As a teacher, I’m always keeping an eye out for resources — not necessarily things I’m using right now, but tools worth knowing about. Genially | The easiest way to create interactive experiences is one of those. The pitch is that interactive content should be as common as everyday behavior, and honestly, that kind of ambition is worth paying attention to.

The thing I keep coming back to is how I felt using Build your own interactive map — or tools like Flourish, where the visuals aren’t just sitting there, they’re something you can actually play with. It’s like Google Maps in that way. You’re not reading a map, you’re moving through it. Any visual content that lets you do that stops feeling like information and starts feeling like an experience.

There’s a skill to making that work, though, and I think most people miss it. It’s not just about jamming information in and making it spin or click. Combinatorial Creativity (Concept) is really what’s at the heart of good visual work — knowing what to put together and why, not just stacking layers on top of each other. The same goes for interactivity. The new AI features, like what they’re rolling out here, can lower the barrier, but the judgment still has to come from somewhere.
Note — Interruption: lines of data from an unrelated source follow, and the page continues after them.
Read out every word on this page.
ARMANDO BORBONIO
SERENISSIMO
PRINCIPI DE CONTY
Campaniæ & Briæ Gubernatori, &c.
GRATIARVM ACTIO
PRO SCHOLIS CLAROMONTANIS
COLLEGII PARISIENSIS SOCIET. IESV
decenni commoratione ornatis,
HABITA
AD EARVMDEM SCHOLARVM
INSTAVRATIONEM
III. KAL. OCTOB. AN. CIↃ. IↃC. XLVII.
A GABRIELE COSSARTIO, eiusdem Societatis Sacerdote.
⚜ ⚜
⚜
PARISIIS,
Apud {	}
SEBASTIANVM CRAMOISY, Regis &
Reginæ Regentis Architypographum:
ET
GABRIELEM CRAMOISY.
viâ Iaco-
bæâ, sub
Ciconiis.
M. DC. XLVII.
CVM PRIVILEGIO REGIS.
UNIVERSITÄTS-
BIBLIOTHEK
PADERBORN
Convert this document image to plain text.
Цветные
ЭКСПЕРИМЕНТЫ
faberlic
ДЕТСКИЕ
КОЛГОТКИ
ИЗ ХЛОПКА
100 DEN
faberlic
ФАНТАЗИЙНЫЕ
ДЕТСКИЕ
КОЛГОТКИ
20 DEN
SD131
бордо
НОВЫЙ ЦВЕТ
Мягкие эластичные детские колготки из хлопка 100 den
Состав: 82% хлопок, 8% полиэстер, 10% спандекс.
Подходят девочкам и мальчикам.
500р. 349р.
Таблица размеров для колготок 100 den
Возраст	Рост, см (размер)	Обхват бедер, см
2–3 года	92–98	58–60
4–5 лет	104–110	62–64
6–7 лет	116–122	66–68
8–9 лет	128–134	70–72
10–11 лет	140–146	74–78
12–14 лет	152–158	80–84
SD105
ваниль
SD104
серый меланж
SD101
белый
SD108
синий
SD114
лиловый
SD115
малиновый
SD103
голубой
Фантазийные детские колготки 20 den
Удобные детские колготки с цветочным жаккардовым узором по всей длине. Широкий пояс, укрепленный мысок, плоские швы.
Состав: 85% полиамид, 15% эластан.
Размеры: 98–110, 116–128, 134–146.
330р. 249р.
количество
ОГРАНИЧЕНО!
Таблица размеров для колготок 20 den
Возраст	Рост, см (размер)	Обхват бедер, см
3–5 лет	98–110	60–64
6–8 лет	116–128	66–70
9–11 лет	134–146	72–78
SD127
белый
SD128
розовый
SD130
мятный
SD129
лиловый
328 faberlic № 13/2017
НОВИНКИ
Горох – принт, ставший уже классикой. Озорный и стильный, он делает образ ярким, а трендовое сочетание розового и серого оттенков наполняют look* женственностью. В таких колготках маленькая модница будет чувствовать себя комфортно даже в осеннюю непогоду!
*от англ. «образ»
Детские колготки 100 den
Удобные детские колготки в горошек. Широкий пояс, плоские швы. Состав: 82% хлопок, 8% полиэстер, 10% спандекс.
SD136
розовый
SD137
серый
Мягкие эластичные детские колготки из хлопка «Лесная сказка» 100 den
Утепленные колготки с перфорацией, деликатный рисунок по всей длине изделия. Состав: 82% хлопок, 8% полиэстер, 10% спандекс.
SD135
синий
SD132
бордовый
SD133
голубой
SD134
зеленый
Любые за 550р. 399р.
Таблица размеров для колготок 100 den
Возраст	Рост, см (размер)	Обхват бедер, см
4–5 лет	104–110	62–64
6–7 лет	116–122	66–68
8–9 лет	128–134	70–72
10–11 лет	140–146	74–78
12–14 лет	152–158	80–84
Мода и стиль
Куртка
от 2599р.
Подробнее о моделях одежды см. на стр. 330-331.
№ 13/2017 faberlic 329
If interactive content really does become the norm, I think it changes how I teach. Education is where this matters most to me, and I’d want to use it well — not just as a novelty. Repurposing content to find your voice is part of that too, figuring out how to take what you already know and present it in a way that actually lands. Genially | The easiest way to create interactive experiences seems like a tool that could support that, if I take the time to learn it properly.